# 3. Plotting Basics

A plot is a graphical representation of a data set, showing the relationship between two or more variables. They are useful because we can quickly derive an understanding which would not come from raw lists of values. Inspecting a chart can make large amounts of information easy to digest and interpret.

The main purpose of a chart is to convey information clearly and accurately. Aesthetically pleasing charts often make consumption more enjoyable and can help deliver the message more effectively. But they carry meaning — never should clarity be sacrificed for visual embelishments.

Always try to keep your charts simple. Allow the audience to focus on the essential information, without overwhelming them with unnecessary noise.

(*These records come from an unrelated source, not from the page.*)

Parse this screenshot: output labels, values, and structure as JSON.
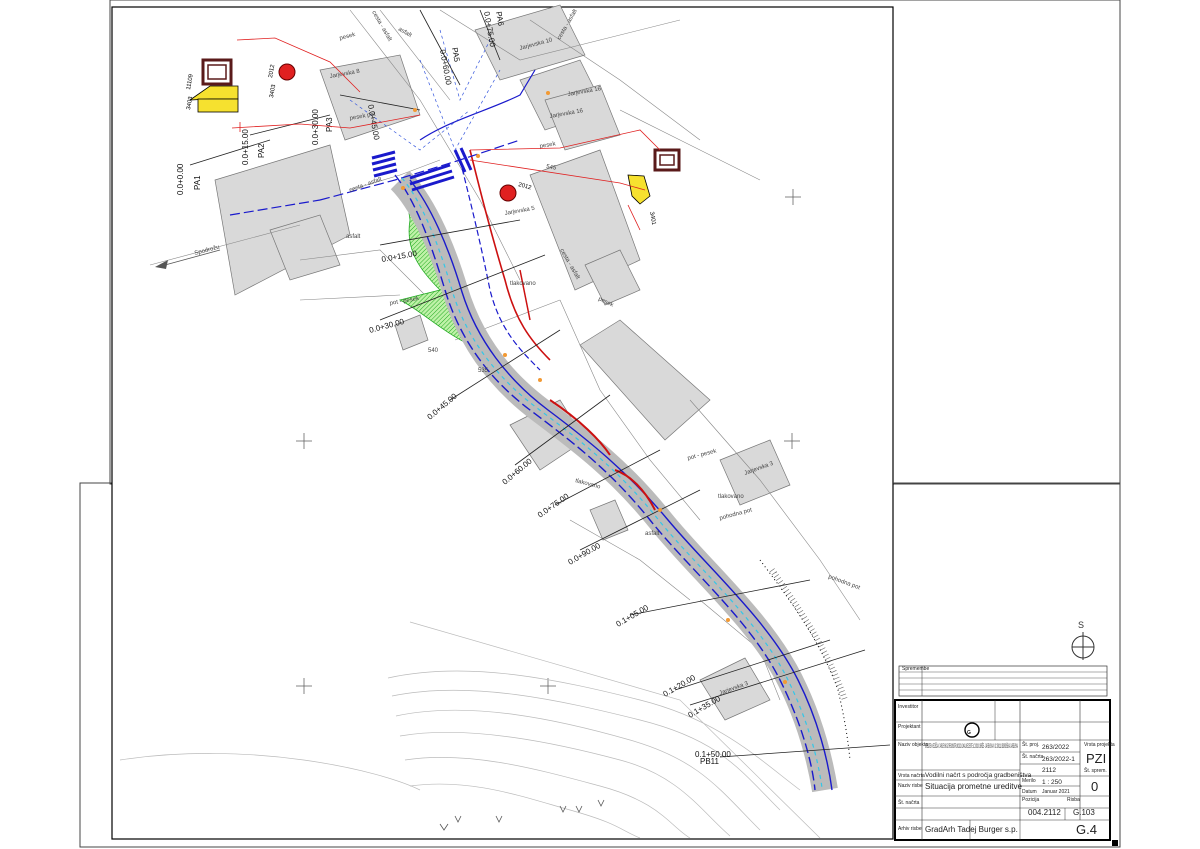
{
  "station_labels": [
    {
      "id": "PA1",
      "text": "PA1"
    },
    {
      "id": "PA1_ch",
      "text": "0.0+0.00"
    },
    {
      "id": "PA2",
      "text": "PA2"
    },
    {
      "id": "PA2_ch",
      "text": "0.0+15.00"
    },
    {
      "id": "PA3",
      "text": "PA3"
    },
    {
      "id": "PA3_ch",
      "text": "0.0+30.00"
    },
    {
      "id": "PA4_ch",
      "text": "0.0+45.00"
    },
    {
      "id": "PA5",
      "text": "PA5"
    },
    {
      "id": "PA5_ch",
      "text": "0.0+60.00"
    },
    {
      "id": "PA6",
      "text": "PA6"
    },
    {
      "id": "PA6_ch",
      "text": "0.0+75.00"
    },
    {
      "id": "PB2_ch",
      "text": "0.0+15.00"
    },
    {
      "id": "PB3_ch",
      "text": "0.0+30.00"
    },
    {
      "id": "PB4_ch",
      "text": "0.0+45.00"
    },
    {
      "id": "PB5_ch",
      "text": "0.0+60.00"
    },
    {
      "id": "PB6_ch",
      "text": "0.0+75.00"
    },
    {
      "id": "PB7_ch",
      "text": "0.0+90.00"
    },
    {
      "id": "PB8_ch",
      "text": "0.1+05.00"
    },
    {
      "id": "PB9_ch",
      "text": "0.1+20.00"
    },
    {
      "id": "PB10_ch",
      "text": "0.1+35.00"
    },
    {
      "id": "PB11",
      "text": "PB11"
    },
    {
      "id": "PB11_ch",
      "text": "0.1+50.00"
    }
  ],
  "map_labels": {
    "pesek": "pesek",
    "pesek_pot": "pesek pot",
    "asfalt": "asfalt",
    "ceste_asfalt": "cesta - asfalt",
    "tlakovano": "tlakovano",
    "pot_pesek": "pot - pesek",
    "pohodna_pot": "pohodna pot",
    "jarjevska8": "Jarjevska 8",
    "jarjevska10": "Jarjevska 10",
    "jarjevska16": "Jarjevska 16",
    "jarjevska5": "Jarjevska 5",
    "jarjevska3": "Jarjevska 3",
    "spodaj": "Spodrožu",
    "contour540": "540",
    "contour535": "535",
    "contour545": "545"
  },
  "signs": {
    "sign1": "3403",
    "sign2": "2012",
    "sign3": "3403",
    "sign4": "11109",
    "sign5": "3401",
    "sign6": "2012"
  },
  "title_block": {
    "row_investitor": "Investitor",
    "row_projektant": "Projektant",
    "row_naziv_objekta": "Naziv objekta",
    "row_vrsta_nacrta": "Vrsta načrta",
    "row_naziv_risbe": "Naziv risbe",
    "row_st_nacrta": "Št. načrta",
    "row_arhiv": "Arhiv risbe",
    "naziv_objekta_text": "UREDITEV VEZIŠČA V JARJEVSKI IZ REKONSTRUKCIJO LOKALNE CESTE LC 300101 BRIŽE - JARJEVSKA V UC 300111 OBOROŠEVA JARJEVSKA",
    "vrsta_nacrta": "Vodilni načrt s področja gradbeništva",
    "naziv_risbe": "Situacija prometne ureditve",
    "st_projekta_label": "Št. proj.",
    "st_projekta": "263/2022",
    "st_nacrta_label": "Št. načrta",
    "st_nacrta": "263/2022-1",
    "st_dela": "2112",
    "vrsta_projekta_label": "Vrsta projekta",
    "vrsta_projekta": "PZI",
    "merilo_label": "Merilo",
    "merilo": "1 : 250",
    "datum_label": "Datum",
    "datum": "Januar 2021",
    "sprememba_label": "Št. sprem.",
    "sprememba": "0",
    "dwg_label": "Pozicija",
    "dwg": "004.2112",
    "risba_label": "Risba",
    "risba": "G.103",
    "folder": "G.4",
    "firm": "GradArh Tadej Burger s.p.",
    "revisions_header": "Spremembe"
  },
  "north_arrow": {
    "label": "S"
  }
}
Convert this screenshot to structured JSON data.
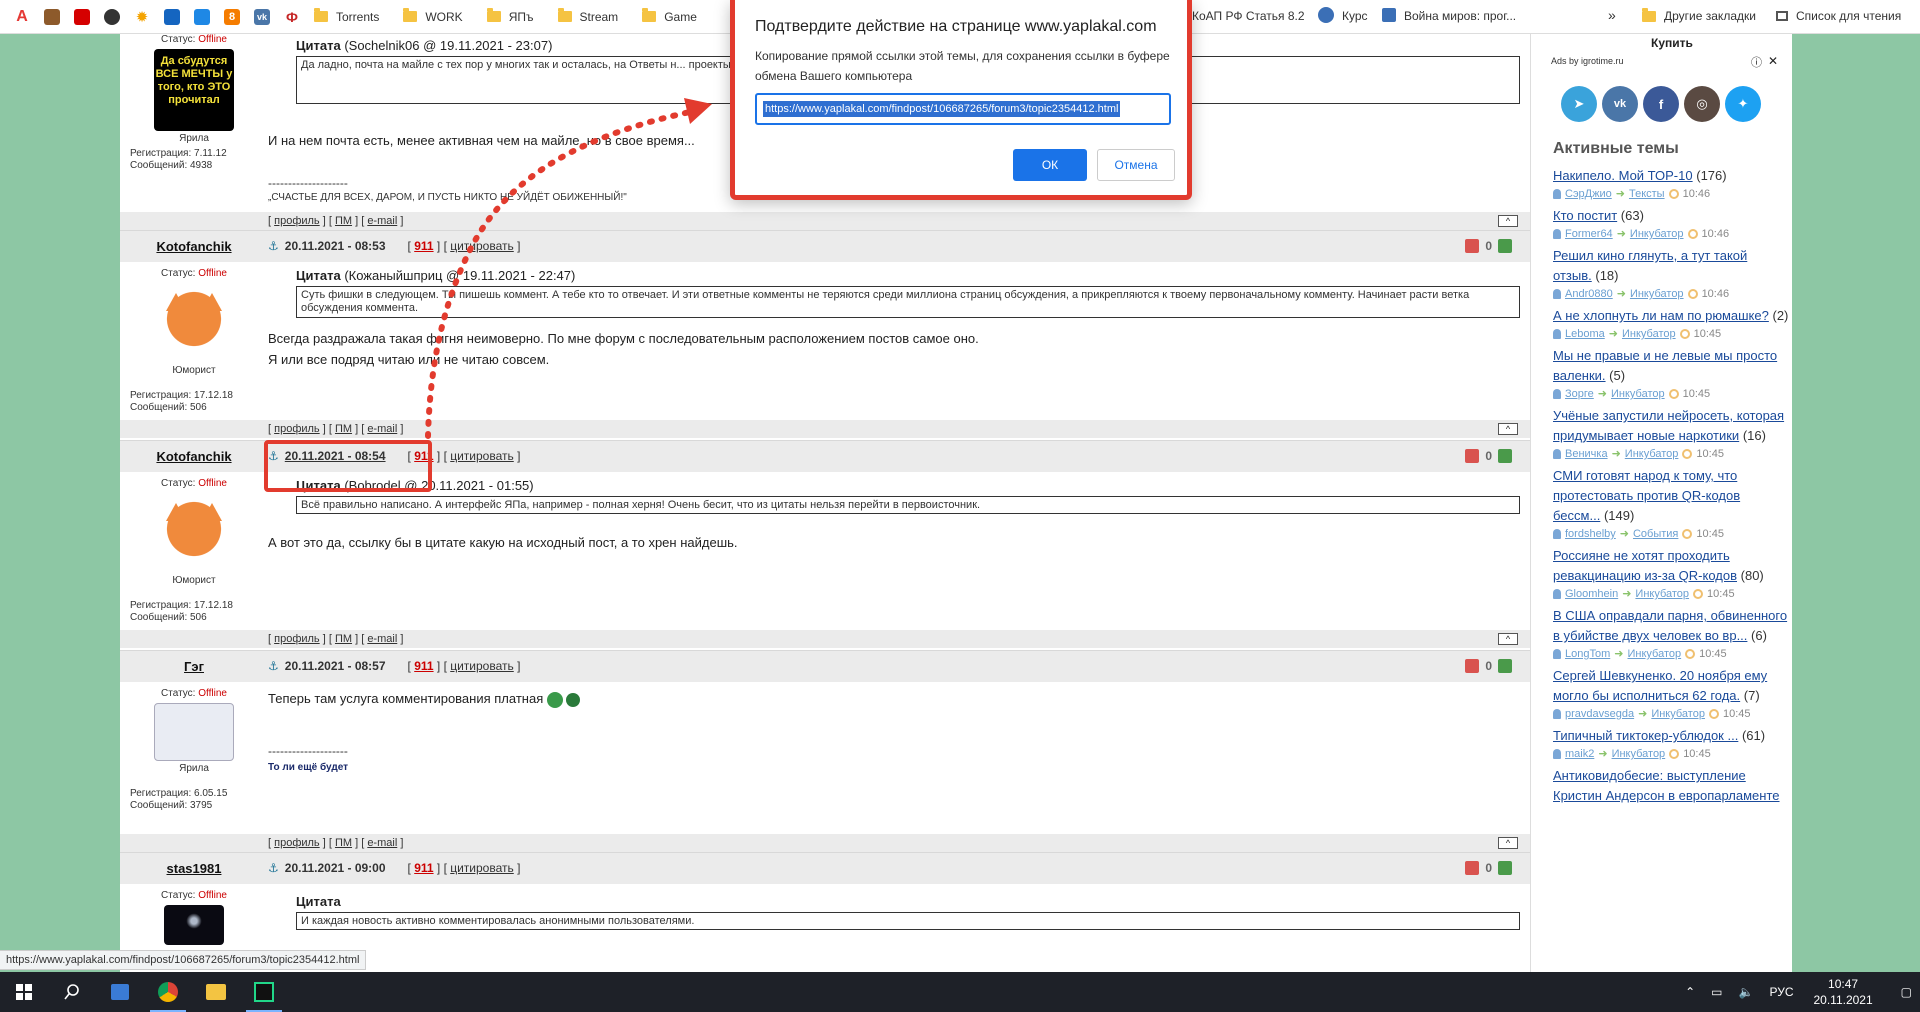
{
  "bookmarks": [
    {
      "label": "",
      "color": "#e53935",
      "glyph": "A"
    },
    {
      "label": "",
      "color": "#8d5a2b",
      "glyph": "▦"
    },
    {
      "label": "",
      "color": "#d50000",
      "glyph": ""
    },
    {
      "label": "",
      "color": "#333333",
      "glyph": "●"
    },
    {
      "label": "",
      "color": "#f4a300",
      "glyph": "✹"
    },
    {
      "label": "",
      "color": "#1565c0",
      "glyph": "◎"
    },
    {
      "label": "",
      "color": "#1e88e5",
      "glyph": "▚"
    },
    {
      "label": "",
      "color": "#f57c00",
      "glyph": "8"
    },
    {
      "label": "",
      "color": "#4a76a8",
      "glyph": "vk"
    },
    {
      "label": "",
      "color": "#c62828",
      "glyph": "Ф"
    }
  ],
  "bookmark_folders": [
    "Torrents",
    "WORK",
    "ЯПъ",
    "Stream",
    "Game"
  ],
  "bookmark_right": [
    "КоАП РФ Статья 8.2",
    "Курс",
    "Война миров: прог..."
  ],
  "bookmark_more": "»",
  "other_bookmarks": "Другие закладки",
  "reading_list": "Список для чтения",
  "dialog": {
    "title": "Подтвердите действие на странице www.yaplakal.com",
    "message": "Копирование прямой ссылки этой темы, для сохранения ссылки в буфере обмена Вашего компьютера",
    "url": "https://www.yaplakal.com/findpost/106687265/forum3/topic2354412.html",
    "ok": "ОК",
    "cancel": "Отмена"
  },
  "posts": [
    {
      "author": "",
      "status_label": "Статус:",
      "status": "Offline",
      "avatar_text": "Да сбудутся ВСЕ МЕЧТЫ у того, кто ЭТО прочитал",
      "rank": "Ярила",
      "reg": "Регистрация: 7.11.12",
      "msgs": "Сообщений: 4938",
      "quote_label": "Цитата",
      "quote_src": "(Sochelnik06 @ 19.11.2021 - 23:07)",
      "quote_text": "Да ладно, почта на майле с тех пор у многих так и осталась, на Ответы н... проекты, как нынче модно. А вот Рамблер был, его сейчас кто-нибудь юзает?",
      "text": "И на нем почта есть, менее активная чем на майле, но в свое время...",
      "sig_sep": "--------------------",
      "sig": "„СЧАСТЬЕ ДЛЯ ВСЕХ, ДАРОМ, И ПУСТЬ НИКТО НЕ УЙДЁТ ОБИЖЕННЫЙ!\""
    },
    {
      "author": "Kotofanchik",
      "status_label": "Статус:",
      "status": "Offline",
      "rank": "Юморист",
      "reg": "Регистрация: 17.12.18",
      "msgs": "Сообщений: 506",
      "date": "20.11.2021 - 08:53",
      "num": "911",
      "cite": "цитировать",
      "rating": "0",
      "quote_label": "Цитата",
      "quote_src": "(Кожаныйшприц @ 19.11.2021 - 22:47)",
      "quote_text": "Суть фишки в следующем. Ты пишешь коммент. А тебе кто то отвечает. И эти ответные комменты не теряются среди миллиона страниц обсуждения, а прикрепляются к твоему первоначальному комменту. Начинает расти ветка обсуждения коммента.",
      "text1": "Всегда раздражала такая фигня неимоверно. По мне форум с последовательным расположением постов самое оно.",
      "text2": "Я или все подряд читаю или не читаю совсем."
    },
    {
      "author": "Kotofanchik",
      "status_label": "Статус:",
      "status": "Offline",
      "rank": "Юморист",
      "reg": "Регистрация: 17.12.18",
      "msgs": "Сообщений: 506",
      "date": "20.11.2021 - 08:54",
      "num": "911",
      "cite": "цитировать",
      "rating": "0",
      "quote_label": "Цитата",
      "quote_src": "(Bobrodel @ 20.11.2021 - 01:55)",
      "quote_text": "Всё правильно написано. А интерфейс ЯПа, например - полная херня! Очень бесит, что из цитаты нельзя перейти в первоисточник.",
      "text": "А вот это да, ссылку бы в цитате какую на исходный пост, а то хрен найдешь."
    },
    {
      "author": "Гэг",
      "status_label": "Статус:",
      "status": "Offline",
      "rank": "Ярила",
      "reg": "Регистрация: 6.05.15",
      "msgs": "Сообщений: 3795",
      "date": "20.11.2021 - 08:57",
      "num": "911",
      "cite": "цитировать",
      "rating": "0",
      "text": "Теперь там услуга комментирования платная",
      "sig_sep": "--------------------",
      "sig": "То ли ещё будет"
    },
    {
      "author": "stas1981",
      "status_label": "Статус:",
      "status": "Offline",
      "date": "20.11.2021 - 09:00",
      "num": "911",
      "cite": "цитировать",
      "rating": "0",
      "quote_label": "Цитата",
      "quote_text": "И каждая новость активно комментировалась анонимными пользователями."
    }
  ],
  "links": {
    "profile": "профиль",
    "pm": "ПМ",
    "email": "e-mail",
    "up": "[^]"
  },
  "sidebar": {
    "buy": "Купить",
    "ads": "Ads by igrotime.ru",
    "title": "Активные темы",
    "topics": [
      {
        "title": "Накипело. Мой ТОР-10",
        "count": "(176)",
        "user": "СэрДжио",
        "cat": "Тексты",
        "time": "10:46"
      },
      {
        "title": "Кто постит",
        "count": "(63)",
        "user": "Former64",
        "cat": "Инкубатор",
        "time": "10:46"
      },
      {
        "title": "Решил кино глянуть, а тут такой отзыв.",
        "count": "(18)",
        "user": "Andr0880",
        "cat": "Инкубатор",
        "time": "10:46"
      },
      {
        "title": "А не хлопнуть ли нам по рюмашке?",
        "count": "(2)",
        "user": "Leboma",
        "cat": "Инкубатор",
        "time": "10:45"
      },
      {
        "title": "Мы не правые и не левые мы просто валенки.",
        "count": "(5)",
        "user": "Зорге",
        "cat": "Инкубатор",
        "time": "10:45"
      },
      {
        "title": "Учёные запустили нейросеть, которая придумывает новые наркотики",
        "count": "(16)",
        "user": "Веничка",
        "cat": "Инкубатор",
        "time": "10:45"
      },
      {
        "title": "СМИ готовят народ к тому, что протестовать против QR-кодов бессм...",
        "count": "(149)",
        "user": "fordshelby",
        "cat": "События",
        "time": "10:45"
      },
      {
        "title": "Россияне не хотят проходить ревакцинацию из-за QR-кодов",
        "count": "(80)",
        "user": "Gloomhein",
        "cat": "Инкубатор",
        "time": "10:45"
      },
      {
        "title": "В США оправдали парня, обвиненного в убийстве двух человек во вр...",
        "count": "(6)",
        "user": "LongTom",
        "cat": "Инкубатор",
        "time": "10:45"
      },
      {
        "title": "Сергей Шевкуненко. 20 ноября ему могло бы исполниться 62 года.",
        "count": "(7)",
        "user": "pravdavsegda",
        "cat": "Инкубатор",
        "time": "10:45"
      },
      {
        "title": "Типичный тиктокер-ублюдок ...",
        "count": "(61)",
        "user": "maik2",
        "cat": "Инкубатор",
        "time": "10:45"
      },
      {
        "title": "Антиковидобесие: выступление Кристин Андерсон в европарламенте",
        "count": "",
        "user": "",
        "cat": "",
        "time": ""
      }
    ]
  },
  "statusbar": "https://www.yaplakal.com/findpost/106687265/forum3/topic2354412.html",
  "taskbar": {
    "lang": "РУС",
    "time": "10:47",
    "date": "20.11.2021"
  },
  "colors": {
    "highlight_red": "#e23b2e",
    "offline_red": "#cc0000",
    "link_blue": "#1f4f93",
    "accent_blue": "#1a73e8"
  }
}
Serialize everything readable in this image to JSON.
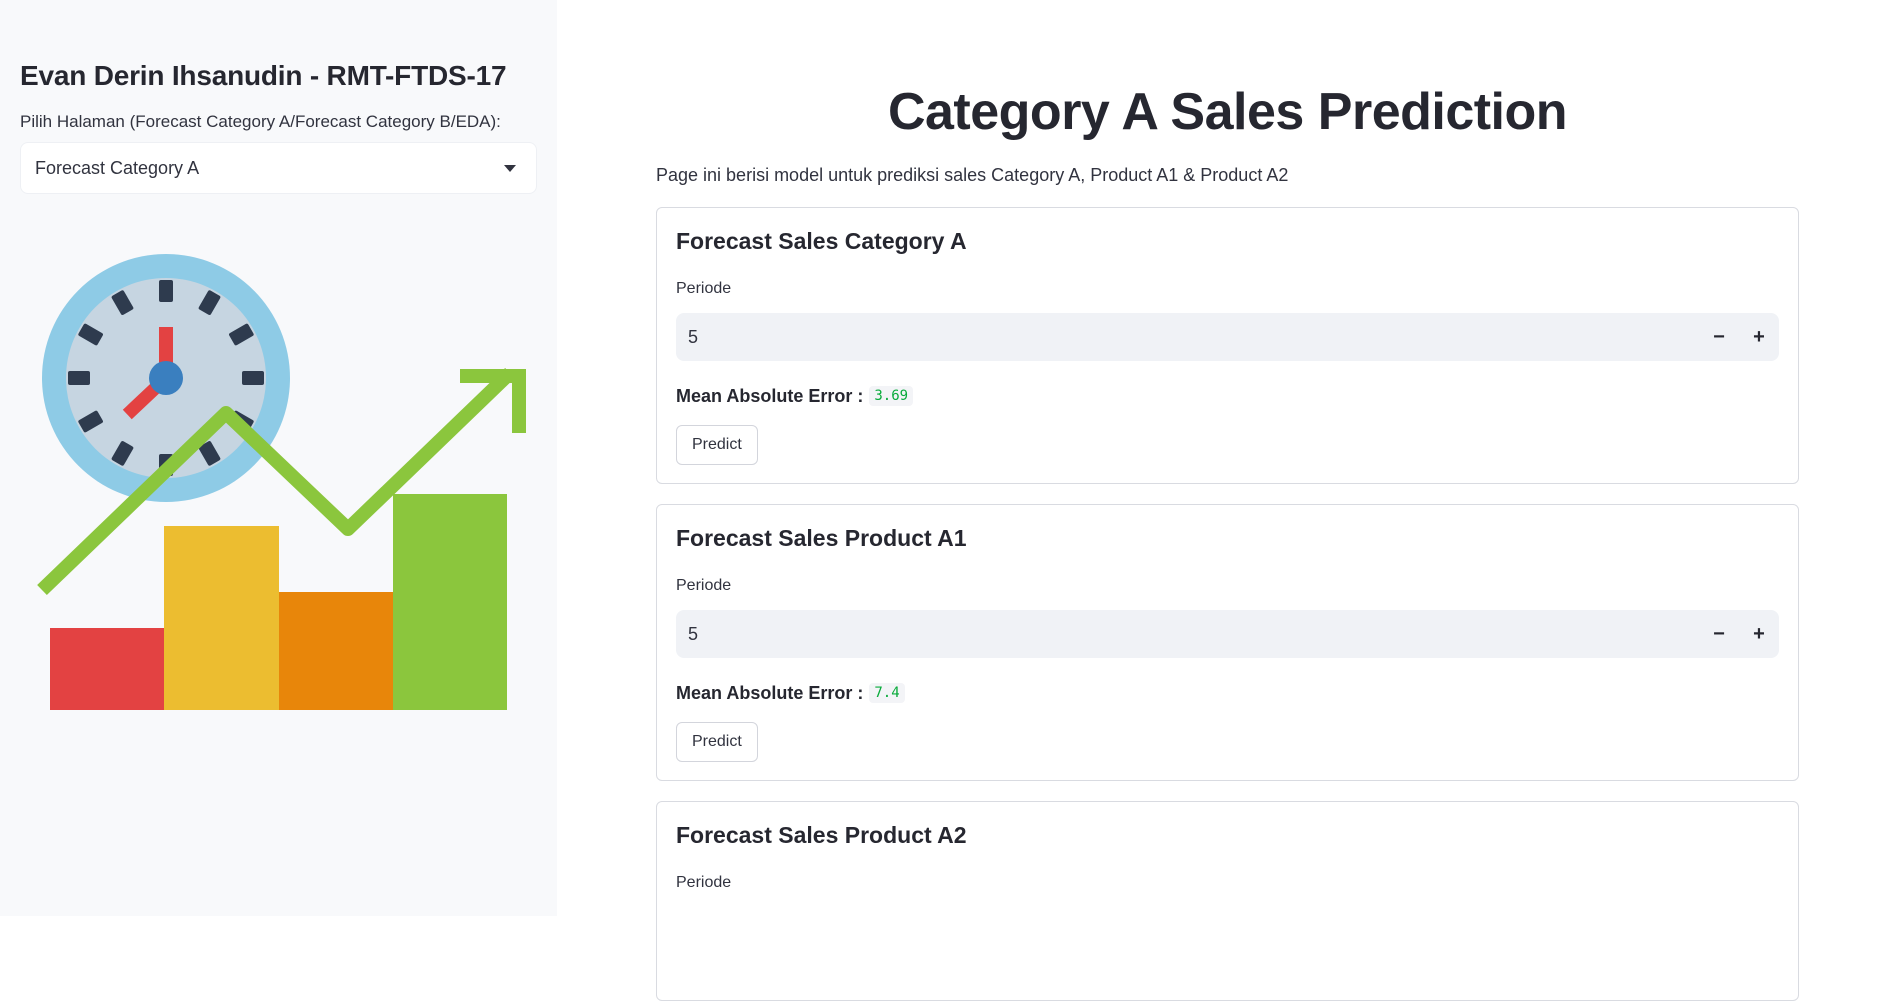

> Perfection is achieved not when there is nothing more to add, but when there is nothing left to take away

**👾 Trivia**: the following terms are most often interchangeable, but for the most pedantic of readers, here are the semantic differences:
 - **graph**: shows a mathematical function (a line, usually continuous)
 - **plot**: observations marked on a coordinate system (points, usually continuous x/y axes)
 - **chart**: graphic representation of data (e.g.: bars, axes usually discrete)
 - **diagram**: an illustrative figure

---

### Table of contents


- Matplotlib
 - Fundamental Charts
   - Line
   - Bar
   - Scatter
   - No Pie
   - Derivative Chart Types
 - Customization
   - Line Properties
   - Marker Properties
   - Figure Properties
 - Multiple Plots
   - Same Figure
   - Multiple Figures
   - Subplots
   - Twin Axes
 - Plotting effectively
  - Simplicity
   - Number Precision
   - Decluttering
  - Thoroughness
   - Labels
   - Units
  - Appropriate
   - Truncating
   - Aspect Ratio
   - Scale Type
  - Transformation Examples

---

In [None]:
import numpy as np   # we'll use numpy to generate dummy data
import pandas as pd  # we'll use pandas to read and manipulate datasets

**ℹ️ Tip**: packages often make use of other packages. Sometimes the developer does not keep them updated, leading to deprecation warnings. Since they are intended for the package's maintainer, there is nothing you can do to solve them. You can all such warnings (even ones caused by you) like this:

In [None]:
import warnings
warnings.simplefilter('ignore', FutureWarning)

## 3a. Matplotlib

Matplotlib is the de-facto Python library for creating attractive charts. It has a friendly interface, making basic plotting simple but also allowing power users to fully customize plots.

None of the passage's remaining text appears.